A CIA-backed startup has discovered login credentials and passwords for 47 US government agencies littered across the Internet -- leaving federal agencies potentially at risk of cyberattack.
Recorded Future, a Boston-based data mining firm backed by the CIA's venture capital arm, said in a research report that credentials belonging to 47 US government agencies have been found across 89 unique domains.
Two-factor authentication is an option offered by various online services, including Facebook, Gmail and PayPal, to heighten individual security and provide a second layer of defense. As passwords are far from the most secure way to protect and authenticate an account, if credentials are stolen, two-factor authentication -- such as linking a mobile phone to your account -- can be used to prevent unauthorized entry.
However, as of early 2015, 12 of the US agencies -- including the Departments of State and Energy -- which have lost credentials online do not stipulate the use of two-factor authentication when users access their systems. As credentials have been leaked, this leaves these departments open to unauthorized access.
"The presence of these credentials on the open Web leaves these agencies vulnerable to espionage, socially engineered attacks, and tailored spear-phishing attacks against their workforce," Recorded Future says.
The startup used the Recorded Future Web Intelligence Engine, an "analytics" engine designed to seek out "invisible links" between content streams which talk about "the same, or related, entities and events." The engine scanned over 680,000 Web sources in multiple languages, linking together contextual data and sources in order to ferry out the credentials belonging to governmental bodies.
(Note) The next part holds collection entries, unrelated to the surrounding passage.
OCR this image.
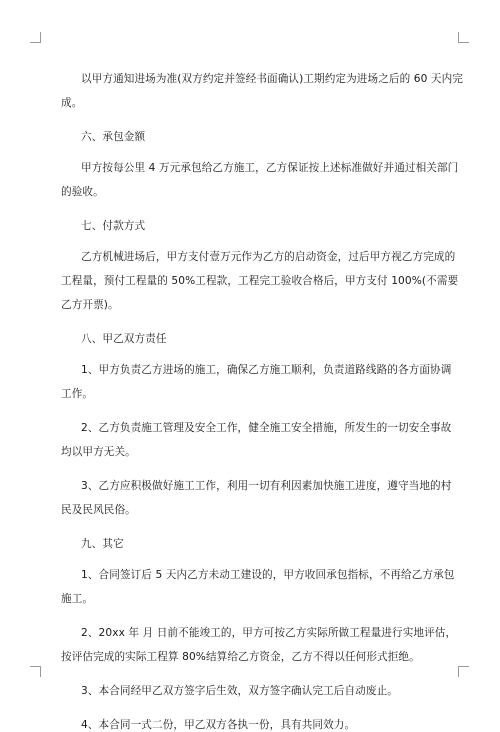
以甲方通知进场为准(双方约定并签经书面确认)工期约定为进场之后的 60 天内完
成。
六、承包金额
甲方按每公里 4 万元承包给乙方施工，乙方保证按上述标准做好并通过相关部门
的验收。
七、付款方式
乙方机械进场后，甲方支付壹万元作为乙方的启动资金，过后甲方视乙方完成的
工程量，预付工程量的 50%工程款，工程完工验收合格后，甲方支付 100%(不需要
乙方开票)。
八、甲乙双方责任
1、甲方负责乙方进场的施工，确保乙方施工顺利，负责道路线路的各方面协调
工作。
2、乙方负责施工管理及安全工作，健全施工安全措施，所发生的一切安全事故
均以甲方无关。
3、乙方应积极做好施工工作，利用一切有利因素加快施工进度，遵守当地的村
民及民风民俗。
九、其它
1、合同签订后 5 天内乙方未动工建设的，甲方收回承包指标，不再给乙方承包
施工。
2、20xx 年 月 日前不能竣工的，甲方可按乙方实际所做工程量进行实地评估，
按评估完成的实际工程算 80%结算给乙方资金，乙方不得以任何形式拒绝。
3、本合同经甲乙双方签字后生效，双方签字确认完工后自动废止。
4、本合同一式二份，甲乙双方各执一份，具有共同效力。
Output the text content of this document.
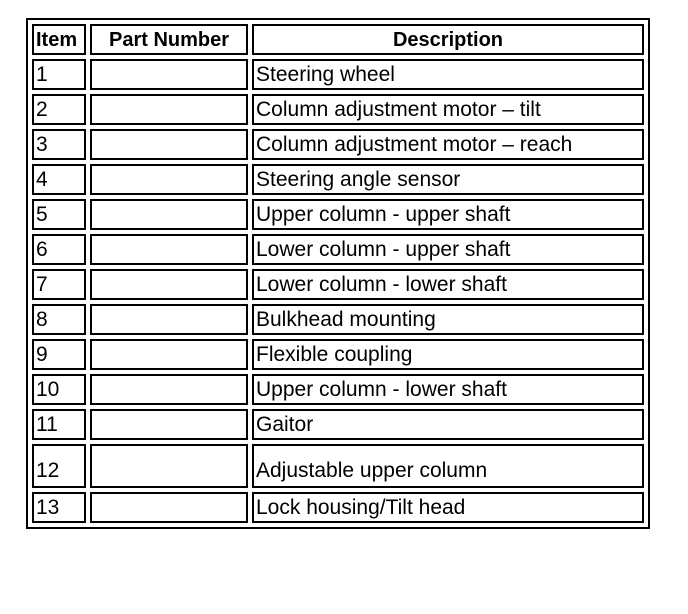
Item	Part Number	Description
1		Steering wheel
2		Column adjustment motor – tilt
3		Column adjustment motor – reach
4		Steering angle sensor
5		Upper column - upper shaft
6		Lower column - upper shaft
7		Lower column - lower shaft
8		Bulkhead mounting
9		Flexible coupling
10		Upper column - lower shaft
11		Gaitor
12		Adjustable upper column
13		Lock housing/Tilt head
Many of the credentials were discovered on paste sites including Pastebin after being stolen using third-party services. The report states:
"In many cases, our research identified the immediate removal of the credentials by sites such as pastebin.com.
However, to Recorded Future's knowledge, no efforts are made to contact government agencies whose credentials may be posted on a paste site. Further, while the information may be removed from a paste site, it likely still circulates in private circles and is available to the original attackers."
The public release of the report may push government agencies to take department security more seriously. The US may heavily invest in spying programs through the National Security Agency, but it seems like the basics of security have yet to be grasped -- and as a case, departments unrelated to the NSA may find themselves the target of surveillance by other parties.
ZDNet has reached out to the CIA and will update if we hear back.